Use proper tokens and delimeters when listing S3

2026-01-09 06:22:57 +00:00 · 2023-03-17 18:19:05 +02:00
parent b52389f228
commit 018c8b0e2b
2 changed files with 48 additions and 3 deletions
--- a/libs/remote_storage/src/s3_bucket.rs
+++ b/libs/remote_storage/src/s3_bucket.rs
@@ -291,6 +291,7 @@ impl RemoteStorage for S3Bucket {
                .list_objects_v2()
                .bucket(self.bucket_name.clone())
                .set_prefix(self.prefix_in_bucket.clone())
+                .delimiter(REMOTE_STORAGE_PREFIX_SEPARATOR.to_string())
                .set_continuation_token(continuation_token)
                .send()
                .await
@@ -306,7 +307,7 @@ impl RemoteStorage for S3Bucket {
                    .filter_map(|o| Some(self.s3_object_to_relative_path(o.key()?))),
            );

-            match fetch_response.continuation_token {
+            match fetch_response.next_continuation_token {
                Some(new_token) => continuation_token = Some(new_token),
                None => break,
            }
@@ -371,7 +372,7 @@ impl RemoteStorage for S3Bucket {
                    .filter_map(|o| Some(self.s3_object_to_relative_path(o.prefix()?))),
            );

-            match fetch_response.continuation_token {
+            match fetch_response.next_continuation_token {
                Some(new_token) => continuation_token = Some(new_token),
                None => break,
            }
--- a/test_runner/regress/test_remote_storage.py
+++ b/test_runner/regress/test_remote_storage.py
@@ -6,7 +6,7 @@ import shutil
 import threading
 import time
 from pathlib import Path
-from typing import Dict, List, Tuple
+from typing import Dict, List, Set, Tuple

 import pytest
 from fixtures.log_helper import log
@@ -717,6 +717,50 @@ def test_empty_branch_remote_storage_upload_on_restart(
    ), f"New branch should have been reuploaded on pageserver restart to the remote storage path '{new_branch_on_remote_storage}'"

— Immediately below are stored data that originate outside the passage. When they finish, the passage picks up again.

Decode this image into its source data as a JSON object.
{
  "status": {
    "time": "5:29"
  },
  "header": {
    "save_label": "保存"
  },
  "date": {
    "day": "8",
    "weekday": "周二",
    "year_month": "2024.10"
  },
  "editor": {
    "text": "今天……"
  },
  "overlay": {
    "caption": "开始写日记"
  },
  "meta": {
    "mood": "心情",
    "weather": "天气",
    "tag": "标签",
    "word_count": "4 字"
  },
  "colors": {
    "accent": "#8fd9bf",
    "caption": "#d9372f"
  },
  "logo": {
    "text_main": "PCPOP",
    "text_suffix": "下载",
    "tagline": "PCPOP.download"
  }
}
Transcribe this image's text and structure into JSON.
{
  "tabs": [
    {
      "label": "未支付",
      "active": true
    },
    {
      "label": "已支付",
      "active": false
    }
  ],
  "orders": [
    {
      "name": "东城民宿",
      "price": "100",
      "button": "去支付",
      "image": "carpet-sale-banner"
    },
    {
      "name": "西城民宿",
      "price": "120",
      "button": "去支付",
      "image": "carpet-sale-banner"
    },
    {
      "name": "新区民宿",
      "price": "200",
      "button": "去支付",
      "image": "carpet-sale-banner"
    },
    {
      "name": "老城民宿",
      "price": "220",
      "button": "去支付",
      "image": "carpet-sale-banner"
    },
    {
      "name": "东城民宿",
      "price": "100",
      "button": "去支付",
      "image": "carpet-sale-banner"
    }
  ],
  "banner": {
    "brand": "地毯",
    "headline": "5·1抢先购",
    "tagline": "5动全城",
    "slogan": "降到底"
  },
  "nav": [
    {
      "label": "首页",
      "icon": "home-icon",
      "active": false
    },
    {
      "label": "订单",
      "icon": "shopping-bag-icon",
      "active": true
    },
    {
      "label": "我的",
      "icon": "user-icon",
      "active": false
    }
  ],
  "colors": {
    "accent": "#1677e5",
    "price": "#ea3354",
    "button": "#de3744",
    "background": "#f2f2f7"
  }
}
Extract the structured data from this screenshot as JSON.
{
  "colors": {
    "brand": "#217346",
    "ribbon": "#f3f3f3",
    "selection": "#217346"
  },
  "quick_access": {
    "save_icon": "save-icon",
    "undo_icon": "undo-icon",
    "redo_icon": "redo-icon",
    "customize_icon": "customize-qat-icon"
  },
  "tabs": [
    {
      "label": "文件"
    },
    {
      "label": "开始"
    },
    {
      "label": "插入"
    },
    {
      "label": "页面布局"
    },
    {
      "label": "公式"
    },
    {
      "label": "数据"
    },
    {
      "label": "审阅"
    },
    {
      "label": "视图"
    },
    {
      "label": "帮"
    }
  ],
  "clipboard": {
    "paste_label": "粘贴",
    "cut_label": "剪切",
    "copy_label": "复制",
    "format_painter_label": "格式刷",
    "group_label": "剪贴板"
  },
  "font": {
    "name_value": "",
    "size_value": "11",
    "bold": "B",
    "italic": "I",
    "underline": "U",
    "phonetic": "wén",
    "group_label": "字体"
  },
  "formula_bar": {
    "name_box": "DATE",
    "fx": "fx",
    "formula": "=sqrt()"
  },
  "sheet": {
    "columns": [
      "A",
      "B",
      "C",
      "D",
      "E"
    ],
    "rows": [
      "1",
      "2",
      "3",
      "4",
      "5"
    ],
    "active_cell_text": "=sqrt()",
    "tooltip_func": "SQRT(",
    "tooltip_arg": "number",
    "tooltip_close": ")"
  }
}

+# Test creates >1000 timelines and upload them to the remote storage.
+# AWS S3 does not return more than 1000 items and starts paginating, ensure that pageserver paginates correctly.
+@pytest.mark.skip("Too slow to run, requires too much disk space to run")
+@pytest.mark.parametrize("remote_storage_kind", [RemoteStorageKind.MOCK_S3])
+def test_thousands_of_branches(
+        neon_env_builder: NeonEnvBuilder, remote_storage_kind: RemoteStorageKind
+):
+    neon_env_builder.enable_remote_storage(
+        remote_storage_kind=remote_storage_kind,
+        test_name="test_compaction_downloads_on_demand_without_image_creation",
+    )
+
+    env = neon_env_builder.init_start()
+    client = env.pageserver.http_client()
+    expected_timelines: Set[TimelineId] = set([])
+    tenant_id = env.initial_tenant
+    pg = env.postgres.create_start("main", tenant_id=tenant_id)
+
+    max_timelines = 1500
+    for i in range(0, max_timelines):
+        new_timeline_id = TimelineId.generate()
+        log.info(f"Creating timeline {new_timeline_id}, {i + 1} out of {max_timelines}")
+        expected_timelines.add(new_timeline_id)
+
+        client.timeline_create(tenant_id, new_timeline_id=new_timeline_id)
+        client.timeline_checkpoint(tenant_id, new_timeline_id)
+        wait_for_last_flush_lsn(env, pg, tenant_id, new_timeline_id)
+        with pg.cursor() as cur:
+            current_lsn = Lsn(query_scalar(cur, "SELECT pg_current_wal_flush_lsn()"))
+        wait_for_upload(client, tenant_id, new_timeline_id, current_lsn)
+
+    client.tenant_detach(tenant_id=tenant_id)
+    client.tenant_attach(tenant_id=tenant_id)
+
+    timelines_after_reattach = set(
+        [timeline["timeline_id"] for timeline in client.timeline_list(tenant_id=tenant_id)]
+    )
+
+    assert (
+            expected_timelines == timelines_after_reattach
+    ), f"Timelines after reattach do not match the ones created initially. \
+        Missing timelines: {expected_timelines - timelines_after_reattach}, extra timelines: {timelines_after_reattach - expected_timelines}"
+
+
 def wait_upload_queue_empty(
    client: PageserverHttpClient, tenant_id: TenantId, timeline_id: TimelineId
 ):